I could almost imagine what Job was going through as he listened to God explain just how mighty he really is and showing Job the awesome creatures that he created.
Now, when I read some of my older Bibles and see how man degrades and doubts God by replacing these awesome creatures with puny Crocs and hippos, easily subduded by man, it both saddens and angers me at the same time.
How do you feel?
In the history of biblical translation, interpreters have used a number of different methods to communicate the meaning of the Hebrew word Behemoth, which is used only one time in Job 40:15.
The Latin Vulgate (c. 423) translates the word behemoth as ‘beast’; (huic montes herbas ferunt omnes bestiae agri ludent ibi).
The Wycliffe Bible (c. 1388) uses the transliteration, “Lo! Behemot”.
Miles Coverdale Bible (c. 1535) “Beholde, the cruell beaste”.
The Bishops Bible (c. 1568) “Beholde the beaste Behemoth”.
The Geneva Bible (c. 1587) “Beholde now Behemoth”.
The Authorized King James Version, (c.1611) “Beholde now behemoth”.
I’d agree with Robycop3 when he wrote:
Thing is, NO DOCTRINE is affected by the exact or inexact definitions of the animals. A Jewish friend has told me that the positive identification of several species of animals named in OT Hebrew is a daunting task at best.
SAMUEL BOCHART (1599-1667), pastor of a Protestant church in Caen, France, in his book, Hierozoicon, (London, 1663) which deals with the animals of Scripture, was among the first to associate the “behemoth” with a hippopotamus ("Hierozoicon," iii. 705).
Here's a little bit about hippo's.
Hippos may look sluggish and clumsy, but they are superbly adapted to their mixed terrestrial and aquatic lifestyle. Their eyes, ears, and nostrils sit on top of their heads for living in the water, and they have wide snouts and thick lips for grazing grasses on land. The upper and lower canine teeth--often referred to as tusks--are long, thick, and very sharp. Yet despite their huge teeth and aggressive nature, hippos are strictly grazers (grass eaters). Each night the herd comes ashore and travels up to six miles inland along well-worn paths to graze on short grasses. Hippos are virtually hairless, with bristles only on their noses, ears, and tails.
When full grown, the Nile Hippo attains a length of twelve to fifteen feet and can weigh up to 8,000 pounds with a correspondingly colossal girth. They are powerful and surprisingly fast; they can gallop at up to 30 miles per hour and are a truly appalling spectacle when enraged. Adult Nile Hippos are very territorial and while best known for wallowing in the mud they cause more human deaths in Africa than any other big-game safari animal, including crocodiles.
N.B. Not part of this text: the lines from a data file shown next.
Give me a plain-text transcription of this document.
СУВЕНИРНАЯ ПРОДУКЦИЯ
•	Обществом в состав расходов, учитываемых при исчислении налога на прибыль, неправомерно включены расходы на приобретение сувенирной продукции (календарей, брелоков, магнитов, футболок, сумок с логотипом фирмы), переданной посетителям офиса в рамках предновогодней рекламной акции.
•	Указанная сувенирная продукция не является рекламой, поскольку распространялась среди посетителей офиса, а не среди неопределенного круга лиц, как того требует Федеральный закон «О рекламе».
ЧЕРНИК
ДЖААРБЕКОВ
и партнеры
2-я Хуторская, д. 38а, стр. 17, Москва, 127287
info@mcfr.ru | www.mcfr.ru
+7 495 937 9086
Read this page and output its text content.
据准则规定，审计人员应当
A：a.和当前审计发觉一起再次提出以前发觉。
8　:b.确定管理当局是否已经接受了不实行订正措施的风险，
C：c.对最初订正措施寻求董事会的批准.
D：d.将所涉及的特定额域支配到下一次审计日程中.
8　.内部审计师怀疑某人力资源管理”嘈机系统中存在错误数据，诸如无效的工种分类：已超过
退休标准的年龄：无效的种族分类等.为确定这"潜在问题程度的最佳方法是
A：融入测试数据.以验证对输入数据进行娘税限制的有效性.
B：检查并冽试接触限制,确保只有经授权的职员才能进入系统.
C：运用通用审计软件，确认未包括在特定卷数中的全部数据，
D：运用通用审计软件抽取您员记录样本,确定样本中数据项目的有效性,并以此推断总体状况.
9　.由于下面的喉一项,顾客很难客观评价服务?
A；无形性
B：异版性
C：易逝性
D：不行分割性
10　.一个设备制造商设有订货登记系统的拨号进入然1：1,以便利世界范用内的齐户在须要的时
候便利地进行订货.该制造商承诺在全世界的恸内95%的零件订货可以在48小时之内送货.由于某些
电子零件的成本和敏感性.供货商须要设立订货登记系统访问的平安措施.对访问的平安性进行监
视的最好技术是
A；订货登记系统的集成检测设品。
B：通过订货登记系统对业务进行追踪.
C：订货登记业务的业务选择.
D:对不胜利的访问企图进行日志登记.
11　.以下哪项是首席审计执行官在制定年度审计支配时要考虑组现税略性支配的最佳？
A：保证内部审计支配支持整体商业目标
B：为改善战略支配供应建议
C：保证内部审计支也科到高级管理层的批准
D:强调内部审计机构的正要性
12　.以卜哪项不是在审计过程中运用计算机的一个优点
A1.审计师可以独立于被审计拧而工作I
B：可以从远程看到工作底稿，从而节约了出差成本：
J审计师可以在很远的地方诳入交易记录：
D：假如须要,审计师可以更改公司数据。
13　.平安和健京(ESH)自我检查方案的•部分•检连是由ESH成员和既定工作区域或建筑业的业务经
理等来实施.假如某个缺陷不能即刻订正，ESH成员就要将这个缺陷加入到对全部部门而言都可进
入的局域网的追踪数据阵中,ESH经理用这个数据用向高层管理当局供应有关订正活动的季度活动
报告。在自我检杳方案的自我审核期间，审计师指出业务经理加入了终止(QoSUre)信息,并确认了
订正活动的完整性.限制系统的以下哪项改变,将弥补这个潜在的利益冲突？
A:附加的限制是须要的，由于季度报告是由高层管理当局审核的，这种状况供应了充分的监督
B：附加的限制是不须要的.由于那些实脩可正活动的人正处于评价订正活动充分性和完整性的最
Images of the hippopotamus are fairly common in ancient Egyptian art. To the ancient Egyptians, the hippopotamus was one of the most dangerous animals in their world. The huge creatures were a great hazard for small fishing boats and other rivercraft.
Today, people who live around crocodiles take them in stride even when the reptile swims by their canoes; but if a hippopotamus is about, it’s another story. White-water guides on the Zambezi River just below Victoria Falls tell rafting enthusiasts that if their rafts flip over to swim toward the Zimbabwe side where there are just crocodiles, and not toward Zambia where hippos live!
Their general sanitary habits leave much to be desired, male Nile hippos mark their territory with their excrement. Their urine and dung is showered over the bushes and grass near huge dung piles, propelled by a propeller-like whipping of their stiffened bristly tails. You don’t want to be within 30 feet of a hippo when they empty their load (and you might not want to sit next to a curious wife who got too close when it happened!).
I would have to say that the translators who use the word "dinosaur" are the newcomers.
Yeah, those modern translators aren't as careful as we'd like them to be, are they?